Understanding Medicare denials is the first step to reducing them
Medicare claim denials increased in 2026 due to stricter coding requirements, automated review systems, and major market shifts affecting millions of beneficiaries. While the system has become more complex, denials are common and often fixable.
The key is understanding why denials happen, acting quickly when they do, and knowing when to seek help. Whether you're managing your own Medicare benefits or helping a family member navigate the system, remember that you have appeal rights and resources available.
Denials don't have to mean the end of coverage. With the right information and support, most issues can be resolved—you just need to know where to start.
Need help navigating a Medicare denial? Understood Care advocates specialize in resolving claim issues, filing appeals, and preventing future denials. Learn if you're covered or connect with a patient advocate today.

FAQs
What are the top 10 denials in medical billing?
The top 10 denials in medical billing are service not medically necessary (CO-50), incorrect billing codes, missing documentation (CO-16), coverage limitations (CO-222), provider enrollment issues (CO-B7), prior authorization problems (CO-197), coordination of benefits errors (CO-109), late claim submission (CO-29), duplicate claims (CO-18) and eligibility gaps (CO-27).
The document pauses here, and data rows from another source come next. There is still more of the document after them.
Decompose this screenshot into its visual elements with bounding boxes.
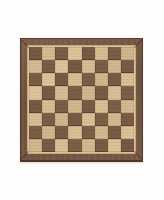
- square-b7[interactable]: [42, 60, 55, 73]
- square-h8[interactable]: [121, 47, 134, 60]
- square-c7[interactable]: [55, 60, 68, 73]
- square-c4[interactable]: [55, 100, 68, 113]
- square-e7[interactable]: [82, 60, 95, 73]
- square-f6[interactable]: [95, 73, 108, 86]
- square-c5[interactable]: [55, 86, 68, 99]
- square-c1[interactable]: [55, 139, 68, 152]
- square-c6[interactable]: [55, 73, 68, 86]
- square-h5[interactable]: [121, 86, 134, 99]
- square-f5[interactable]: [95, 86, 108, 99]
- square-g5[interactable]: [108, 86, 121, 99]
- square-f4[interactable]: [95, 100, 108, 113]
- square-d2[interactable]: [68, 126, 81, 139]
- square-f1[interactable]: [95, 139, 108, 152]
- square-a6[interactable]: [29, 73, 42, 86]
- square-g6[interactable]: [108, 73, 121, 86]
- square-h7[interactable]: [121, 60, 134, 73]
- square-d3[interactable]: [68, 113, 81, 126]
- square-e2[interactable]: [82, 126, 95, 139]
- square-a8[interactable]: [29, 47, 42, 60]
- board-trim: [27, 45, 136, 154]
- square-d6[interactable]: [68, 73, 81, 86]
- square-g2[interactable]: [108, 126, 121, 139]
- square-c3[interactable]: [55, 113, 68, 126]
- square-c8[interactable]: [55, 47, 68, 60]
- square-b1[interactable]: [42, 139, 55, 152]
- square-d8[interactable]: [68, 47, 81, 60]
- square-h3[interactable]: [121, 113, 134, 126]
- square-e3[interactable]: [82, 113, 95, 126]
- square-e1[interactable]: [82, 139, 95, 152]
- square-d4[interactable]: [68, 100, 81, 113]
- square-e4[interactable]: [82, 100, 95, 113]
- square-d1[interactable]: [68, 139, 81, 152]
- square-a1[interactable]: [29, 139, 42, 152]
- chessboard: [20, 38, 143, 162]
- square-e8[interactable]: [82, 47, 95, 60]
- square-c2[interactable]: [55, 126, 68, 139]
- product-photo: [0, 0, 164, 200]
- square-b6[interactable]: [42, 73, 55, 86]
- square-f7[interactable]: [95, 60, 108, 73]
- square-f2[interactable]: [95, 126, 108, 139]
- square-f3[interactable]: [95, 113, 108, 126]
- square-g3[interactable]: [108, 113, 121, 126]
- square-h6[interactable]: [121, 73, 134, 86]
- square-a4[interactable]: [29, 100, 42, 113]
- square-g7[interactable]: [108, 60, 121, 73]
- square-b2[interactable]: [42, 126, 55, 139]
- square-a3[interactable]: [29, 113, 42, 126]
- square-a2[interactable]: [29, 126, 42, 139]
- square-e5[interactable]: [82, 86, 95, 99]
- board-grid: [29, 47, 134, 152]
- square-a7[interactable]: [29, 60, 42, 73]
- square-d7[interactable]: [68, 60, 81, 73]
- square-h4[interactable]: [121, 100, 134, 113]
- square-f8[interactable]: [95, 47, 108, 60]
- square-h1[interactable]: [121, 139, 134, 152]
- square-b3[interactable]: [42, 113, 55, 126]
- square-b8[interactable]: [42, 47, 55, 60]
- square-g8[interactable]: [108, 47, 121, 60]
- square-h2[interactable]: [121, 126, 134, 139]
- square-g1[interactable]: [108, 139, 121, 152]
- square-a5[interactable]: [29, 86, 42, 99]
- square-e6[interactable]: [82, 73, 95, 86]
- square-d5[interactable]: [68, 86, 81, 99]
- square-g4[interactable]: [108, 100, 121, 113]
- square-b5[interactable]: [42, 86, 55, 99]
- square-b4[interactable]: [42, 100, 55, 113]
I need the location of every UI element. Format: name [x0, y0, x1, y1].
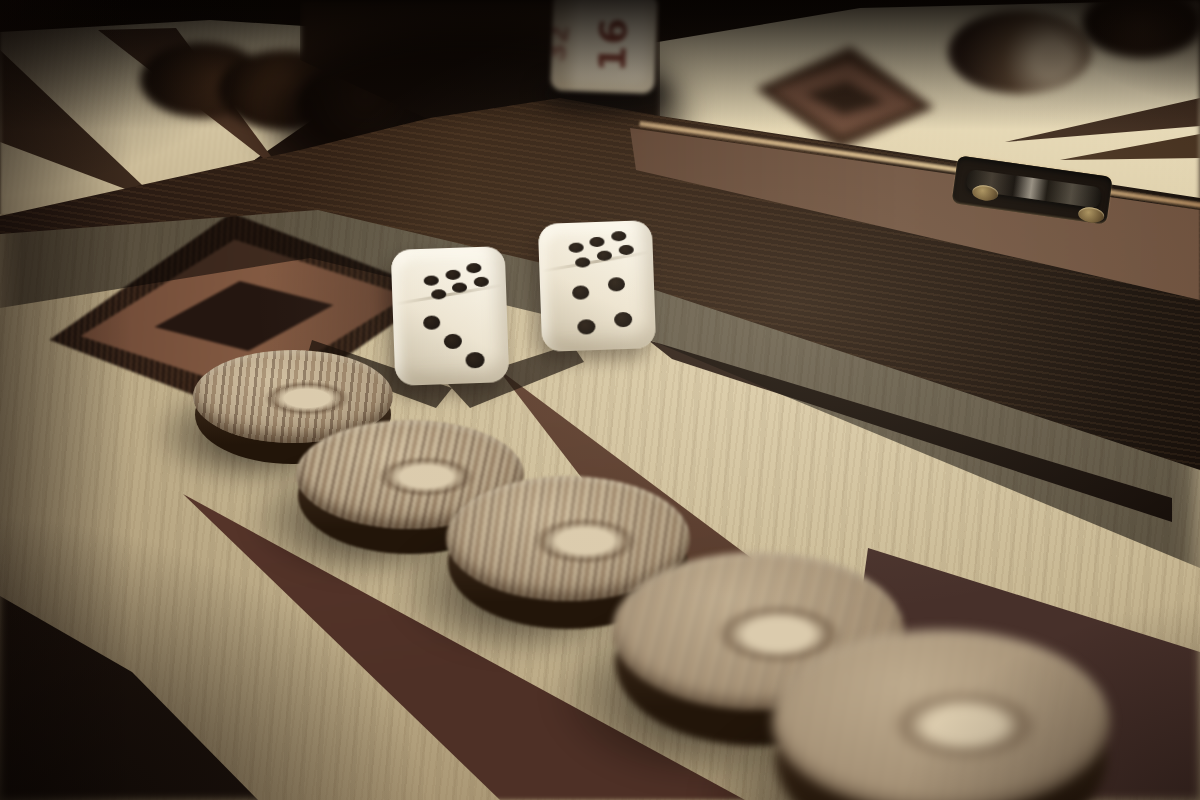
die-1[interactable]	[391, 246, 510, 386]
dark-checker-far-right[interactable]	[948, 10, 1092, 94]
checker-5[interactable]	[772, 630, 1110, 800]
die-2[interactable]	[538, 220, 656, 352]
backgammon-photo: 32 16	[0, 0, 1200, 800]
doubling-cube[interactable]: 32 16	[550, 0, 657, 94]
die-1-body	[391, 246, 510, 386]
doubling-cube-numeral: 16	[572, 11, 654, 78]
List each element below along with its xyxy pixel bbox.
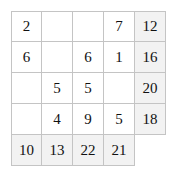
- total-cell: 16: [135, 42, 166, 73]
- grid-cell[interactable]: [11, 73, 42, 104]
- total-cell: 20: [135, 73, 166, 104]
- grid-cell[interactable]: 5: [104, 104, 135, 135]
- grid-cell[interactable]: 6: [73, 42, 104, 73]
- grid-cell[interactable]: 1: [104, 42, 135, 73]
- total-cell: 10: [11, 135, 42, 166]
- puzzle-grid: 27126611655204951810132221: [11, 11, 166, 166]
- grid-cell[interactable]: 6: [11, 42, 42, 73]
- grid-cell[interactable]: 5: [42, 73, 73, 104]
- total-cell: 13: [42, 135, 73, 166]
- total-cell: 12: [135, 11, 166, 42]
- grid-cell[interactable]: 7: [104, 11, 135, 42]
- grid-cell[interactable]: 9: [73, 104, 104, 135]
- grid-cell[interactable]: 2: [11, 11, 42, 42]
- grid-cell[interactable]: [73, 11, 104, 42]
- grid-cell[interactable]: [42, 42, 73, 73]
- grid-cell[interactable]: [104, 73, 135, 104]
- grid-cell[interactable]: [11, 104, 42, 135]
- total-cell: 21: [104, 135, 135, 166]
- void-cell: [135, 135, 166, 166]
- grid-cell[interactable]: 4: [42, 104, 73, 135]
- grid-cell[interactable]: [42, 11, 73, 42]
- total-cell: 22: [73, 135, 104, 166]
- total-cell: 18: [135, 104, 166, 135]
- grid-cell[interactable]: 5: [73, 73, 104, 104]
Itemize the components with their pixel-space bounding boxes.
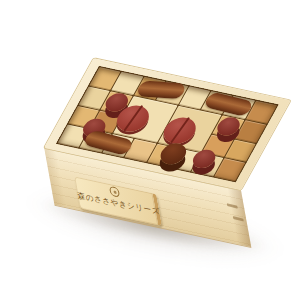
maroon-cylinder — [189, 148, 219, 170]
finger-joint — [233, 216, 244, 221]
walnut-cylinder-lying — [202, 91, 254, 117]
product-photo-wooden-blocks: 森のささやきシリーズ — [0, 0, 300, 300]
finger-joint — [227, 203, 238, 208]
maroon-cylinder — [214, 115, 244, 137]
red-half-disc-pair — [158, 115, 201, 146]
walnut-cylinder-lying — [82, 129, 135, 156]
walnut-cylinder-standing — [156, 141, 190, 166]
series-logo-icon — [109, 186, 120, 198]
walnut-cylinder-lying — [136, 80, 187, 99]
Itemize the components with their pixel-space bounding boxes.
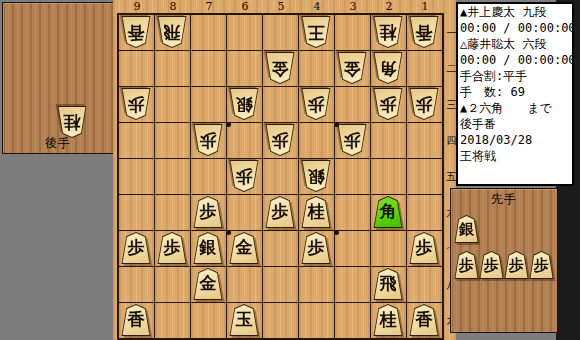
piece-kanji: 香: [121, 311, 151, 328]
square-1七[interactable]: 歩: [407, 231, 442, 266]
square-9三[interactable]: 歩: [119, 87, 154, 122]
square-6四[interactable]: [227, 123, 262, 158]
square-3九[interactable]: [335, 303, 370, 338]
piece-kanji: 歩: [373, 96, 403, 113]
shogi-piece-gote-金[interactable]: 金: [265, 52, 295, 84]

What are 5 reasons why a claim may be denied or rejected?
Five reasons why a claim may be denied or rejected are: service isn't medically necessary, billing codes are outdated or incorrect, required documentation is missing, service exceeds coverage limits, or prior authorization wasn't obtained before service.
Why would Medicare deny a claim?
Medicare would deny a claim for documentation issues, incorrect billing codes, outdated provider enrollment, services exceeding coverage limits, or coordination of benefits errors. In 2026, AI review systems reject claims instantly for technical errors.
What is the most common rejection in medical billing?
The most common rejection in medical billing is missing or incomplete documentation (CO-16)—including missing signatures, invalid NPI numbers, or clinical notes that don't reach automated review systems in a readable format.